To reconstruct dates of HIV infection by the coalescent analysis of longitudinal next-generation sequencing (NGS) data.
The coalescent predicts the time that has elapsed since the most recent common ancestor (MRCA) of a population. Because HIV tends to undergo severe bottlenecks upon transmission, the MRCA may be a good predictor of the time of infection. NGS provides an efficient means for performing large-scale clonal sequencing of HIV populations within patients, and the ideal raw material for coalescent analysis.

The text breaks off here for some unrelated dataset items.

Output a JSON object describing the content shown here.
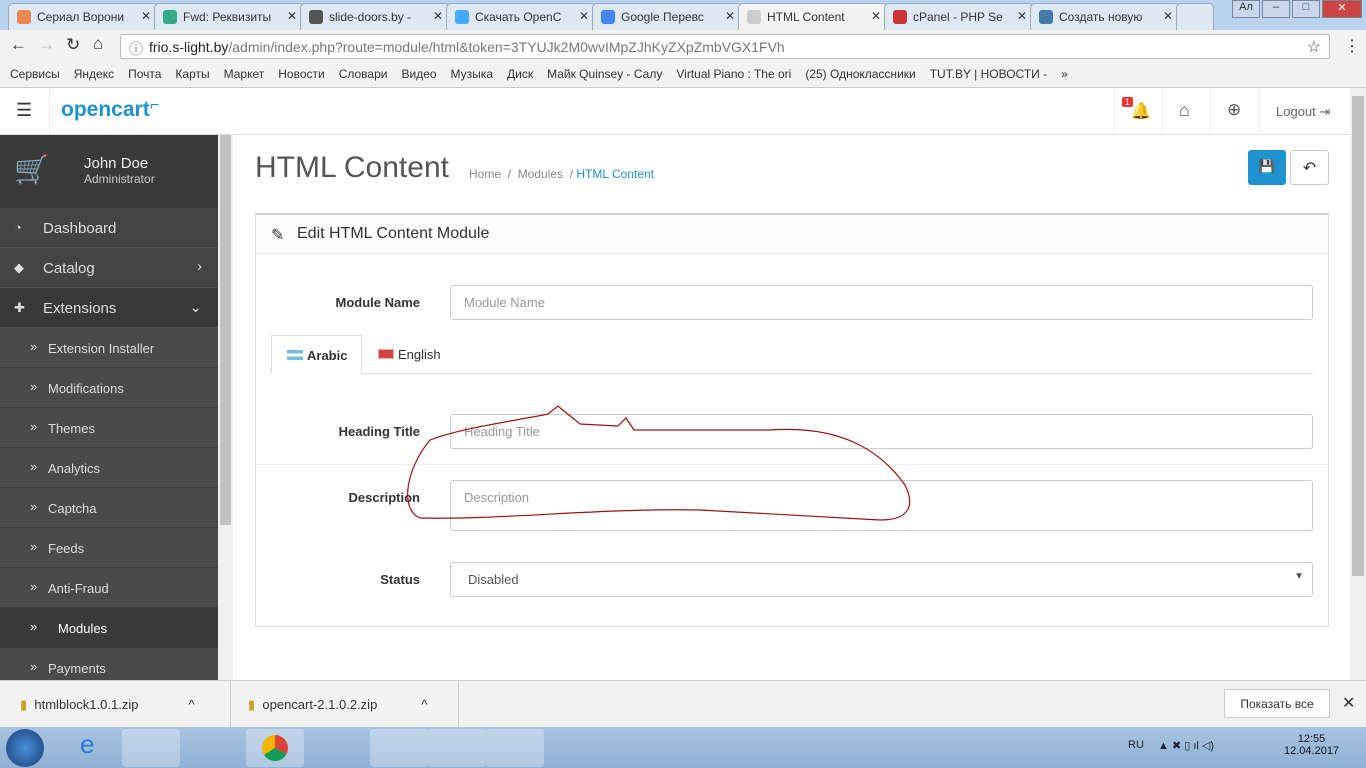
{
  "browser": {
    "tabs": [
      {
        "title": "Сериал Ворони",
        "color": "#e85"
      },
      {
        "title": "Fwd: Реквизиты",
        "color": "#3a8"
      },
      {
        "title": "slide-doors.by -",
        "color": "#555"
      },
      {
        "title": "Скачать OpenC",
        "color": "#4af"
      },
      {
        "title": "Google Перевс",
        "color": "#48e"
      },
      {
        "title": "HTML Content",
        "color": "#ccc",
        "active": true
      },
      {
        "title": "cPanel - PHP Se",
        "color": "#c33"
      },
      {
        "title": "Создать новую",
        "color": "#47a"
      }
    ],
    "url_host": "frio.s-light.by",
    "url_path": "/admin/index.php?route=module/html&token=3TYUJk2M0wvIMpZJhKyZXpZmbVGX1FVh",
    "window_user": "Ал",
    "bookmarks": [
      "Сервисы",
      "Яндекс",
      "Почта",
      "Карты",
      "Маркет",
      "Новости",
      "Словари",
      "Видео",
      "Музыка",
      "Диск",
      "Майк Quinsey - Салу",
      "Virtual Piano : The ori",
      "(25) Одноклассники",
      "TUT.BY | НОВОСТИ -"
    ]
  },
  "header": {
    "logo": "opencart",
    "notif_count": "1",
    "logout": "Logout"
  },
  "sidebar": {
    "user_name": "John Doe",
    "user_role": "Administrator",
    "items": [
      {
        "label": "Dashboard",
        "icon": "dashboard-icon"
      },
      {
        "label": "Catalog",
        "icon": "tags-icon",
        "arrow": "›"
      },
      {
        "label": "Extensions",
        "icon": "puzzle-icon",
        "arrow": "⌄"
      }
    ],
    "sub": [
      "Extension Installer",
      "Modifications",
      "Themes",
      "Analytics",
      "Captcha",
      "Feeds",
      "Anti-Fraud",
      "Modules",
      "Payments"
    ],
    "active_sub": "Modules"
  },
  "page": {
    "title": "HTML Content",
    "breadcrumb": [
      "Home",
      "Modules",
      "HTML Content"
    ],
    "panel_title": "Edit HTML Content Module",
    "module_name_label": "Module Name",
    "module_name_placeholder": "Module Name",
    "lang_tabs": [
      "Arabic",
      "English"
    ],
    "heading_label": "Heading Title",
    "heading_placeholder": "Heading Title",
    "desc_label": "Description",
    "desc_placeholder": "Description",
    "status_label": "Status",
    "status_value": "Disabled",
    "accent": "#1e91cf",
    "annotation_color": "#a01010"
  },
  "downloads": {
    "files": [
      "htmlblock1.0.1.zip",
      "opencart-2.1.0.2.zip"
    ],
    "show_all": "Показать все"
  },
  "taskbar": {
    "lang": "RU",
    "time": "12:55",
    "date": "12.04.2017"
  }
}
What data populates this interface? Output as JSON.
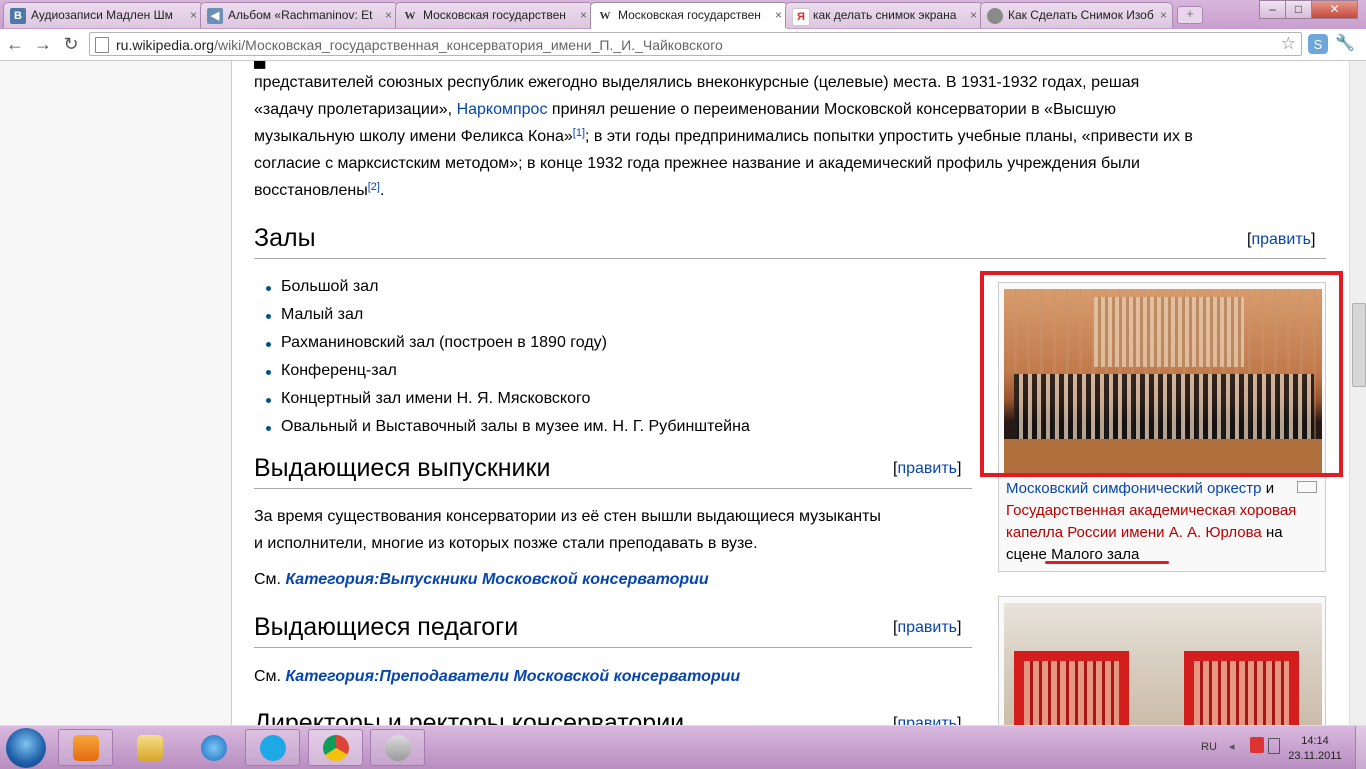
{
  "browser": {
    "tabs": [
      {
        "title": "Аудиозаписи Мадлен Шм",
        "favicon": "vk-icon",
        "color": "#4e78a8"
      },
      {
        "title": "Альбом «Rachmaninov: Et",
        "favicon": "speaker-icon",
        "color": "#6b8fb8"
      },
      {
        "title": "Московская государствен",
        "favicon": "wikipedia-icon",
        "color": "#555555"
      },
      {
        "title": "Московская государствен",
        "favicon": "wikipedia-icon",
        "color": "#555555",
        "active": true
      },
      {
        "title": "как делать снимок экрана",
        "favicon": "yandex-icon",
        "color": "#e32b2b"
      },
      {
        "title": "Как Сделать Снимок Изоб",
        "favicon": "globe-icon",
        "color": "#7a7a7a"
      }
    ],
    "favicon_glyphs": {
      "vk": "В",
      "wiki": "W",
      "yandex": "Я"
    },
    "url_host": "ru.wikipedia.org",
    "url_path": "/wiki/Московская_государственная_консерватория_имени_П._И._Чайковского"
  },
  "article": {
    "intro_lines": [
      "представителей союзных республик ежегодно выделялись внеконкурсные (целевые) места. В 1931-1932 годах, решая",
      "«задачу пролетаризации»,",
      "Наркомпрос",
      "принял решение о переименовании Московской консерватории в «Высшую",
      "музыкальную школу имени Феликса Кона»",
      "[1]",
      "; в эти годы предпринимались попытки упростить учебные планы, «привести их в",
      "согласие с марксистским методом»; в конце 1932 года прежнее название и академический профиль учреждения были",
      "восстановлены",
      "[2]",
      "."
    ],
    "edit_open": "[",
    "edit_label": "править",
    "edit_close": "]",
    "sections": {
      "halls": {
        "title": "Залы",
        "items": [
          {
            "label": "Большой зал",
            "link": true
          },
          {
            "label": "Малый зал",
            "link": false
          },
          {
            "label": "Рахманиновский зал (построен в 1890 году)",
            "link": false
          },
          {
            "label": "Конференц-зал",
            "link": false
          },
          {
            "label": "Концертный зал имени Н. Я. Мясковского",
            "link": false
          },
          {
            "label": "Овальный и Выставочный залы в музее им. Н. Г. Рубинштейна",
            "link": false
          }
        ]
      },
      "graduates": {
        "title": "Выдающиеся выпускники",
        "text_line1": "За время существования консерватории из её стен вышли выдающиеся музыканты",
        "text_line2": "и исполнители, многие из которых позже стали преподавать в вузе.",
        "see_prefix": "См.",
        "see_link": "Категория:Выпускники Московской консерватории"
      },
      "teachers": {
        "title": "Выдающиеся педагоги",
        "see_prefix": "См.",
        "see_link": "Категория:Преподаватели Московской консерватории"
      },
      "directors": {
        "title": "Директоры и ректоры консерватории"
      }
    },
    "thumbnail": {
      "caption_link1": "Московский симфонический оркестр",
      "caption_and": "и",
      "caption_link2a": "Государственная академическая хоровая",
      "caption_link2b": "капелла России имени А. А. Юрлова",
      "caption_on": "на",
      "caption_scene": "сцене",
      "caption_hall": "Малого зала"
    }
  },
  "taskbar": {
    "apps": [
      "media-player-icon",
      "file-explorer-icon",
      "internet-explorer-icon",
      "skype-icon",
      "chrome-icon",
      "audio-icon"
    ],
    "language": "RU",
    "time": "14:14",
    "date": "23.11.2011"
  },
  "colors": {
    "link": "#0645ad",
    "redlink": "#ba0000",
    "highlight": "#e21a22"
  }
}
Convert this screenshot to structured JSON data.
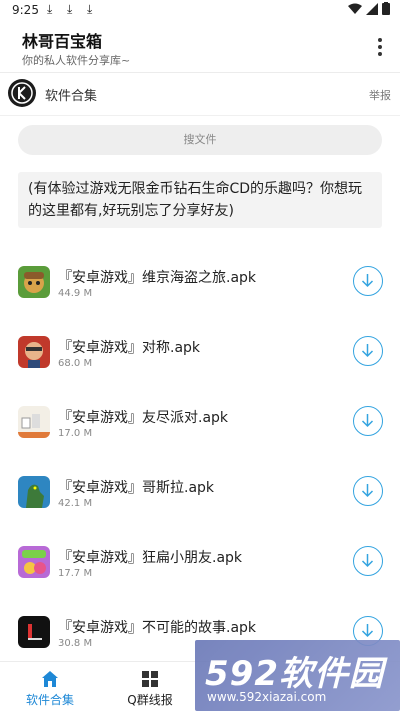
{
  "status_bar": {
    "time": "9:25"
  },
  "app": {
    "title": "林哥百宝箱",
    "subtitle": "你的私人软件分享库~"
  },
  "source": {
    "label": "软件合集",
    "report": "举报"
  },
  "search": {
    "placeholder": "搜文件"
  },
  "description": "(有体验过游戏无限金币钻石生命CD的乐趣吗？你想玩的这里都有,好玩别忘了分享好友)",
  "files": [
    {
      "name": "『安卓游戏』维京海盗之旅.apk",
      "size": "44.9 M",
      "icon": "viking-game-icon"
    },
    {
      "name": "『安卓游戏』对称.apk",
      "size": "68.0 M",
      "icon": "symmetry-game-icon"
    },
    {
      "name": "『安卓游戏』友尽派对.apk",
      "size": "17.0 M",
      "icon": "party-game-icon"
    },
    {
      "name": "『安卓游戏』哥斯拉.apk",
      "size": "42.1 M",
      "icon": "godzilla-game-icon"
    },
    {
      "name": "『安卓游戏』狂扁小朋友.apk",
      "size": "17.7 M",
      "icon": "kids-game-icon"
    },
    {
      "name": "『安卓游戏』不可能的故事.apk",
      "size": "30.8 M",
      "icon": "impossible-story-game-icon"
    }
  ],
  "bottom_nav": [
    {
      "label": "软件合集",
      "icon": "home-icon",
      "active": true
    },
    {
      "label": "Q群线报",
      "icon": "grid-icon",
      "active": false
    }
  ],
  "watermark": {
    "brand": "592软件园",
    "url": "www.592xiazai.com"
  },
  "colors": {
    "accent": "#1e88d6",
    "download": "#34a4e0"
  }
}
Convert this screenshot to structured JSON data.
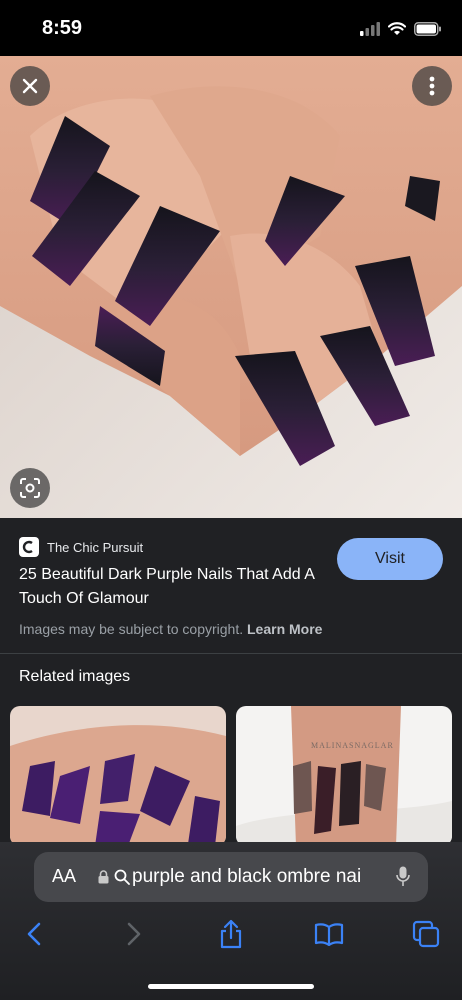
{
  "status": {
    "time": "8:59"
  },
  "result": {
    "source_name": "The Chic Pursuit",
    "title": "25 Beautiful Dark Purple Nails That Add A Touch Of Glamour",
    "visit_label": "Visit",
    "copyright_text": "Images may be subject to copyright.",
    "learn_more_label": "Learn More"
  },
  "related": {
    "title": "Related images",
    "thumb2_watermark": "MALINASNAGLAR"
  },
  "browser": {
    "aa_label": "AA",
    "url_text": "purple and black ombre nai"
  },
  "icons": {
    "close": "close-icon",
    "more": "more-vert-icon",
    "lens": "lens-icon",
    "back": "chevron-left-icon",
    "forward": "chevron-right-icon",
    "share": "share-icon",
    "bookmarks": "book-icon",
    "tabs": "tabs-icon"
  },
  "colors": {
    "visit_button": "#8ab4f8",
    "panel_bg": "#202124",
    "toolbar_blue": "#3b82f6"
  }
}
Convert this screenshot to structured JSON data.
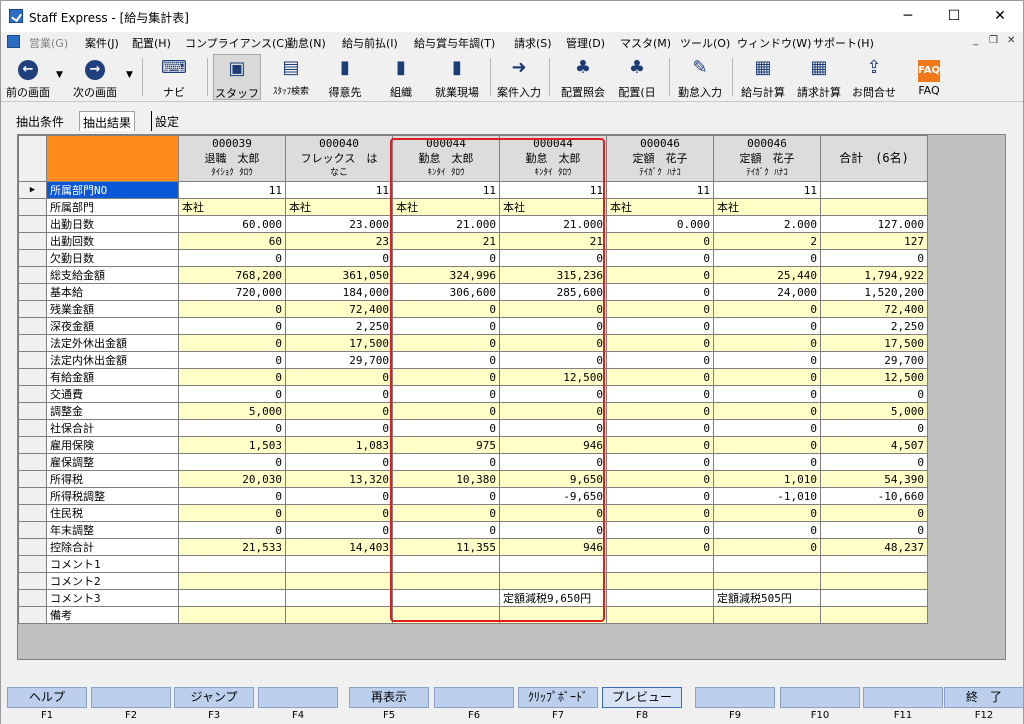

Baseline and follow-up plasma samples were obtained from 19 individuals enrolled into the Montréal Primary HIV Infection cohort. Dates of infection were initially estimated at baseline from nongenetic data (clinical and serological markers and patient questionnaires). HIV RNA was extracted and seven regions of the genome were amplified, subjected to parallel-tagged 454 pyrosequencing, and analyzed using the software package BEAST.
Mean estimates of the time to the MRCA per patient were significantly correlated with nongenetic estimates (Spearman's ρ = 0.65, P = 4.4 × 10(-3)). The median absolute difference between coalescent and nongenetic date estimates was smallest (median 29.4 days) for highly variable regions of the HIV genome such as env V3, and greater (median 114.9 days) for more conserved regions such as pol.
This application of NGS represents an important advancement, not only because accurate estimates of dates of infection can be derived retrospectively from archived specimens, but also because each analysis is patient-specific and, therefore, robust to variation in rates of HIV evolution.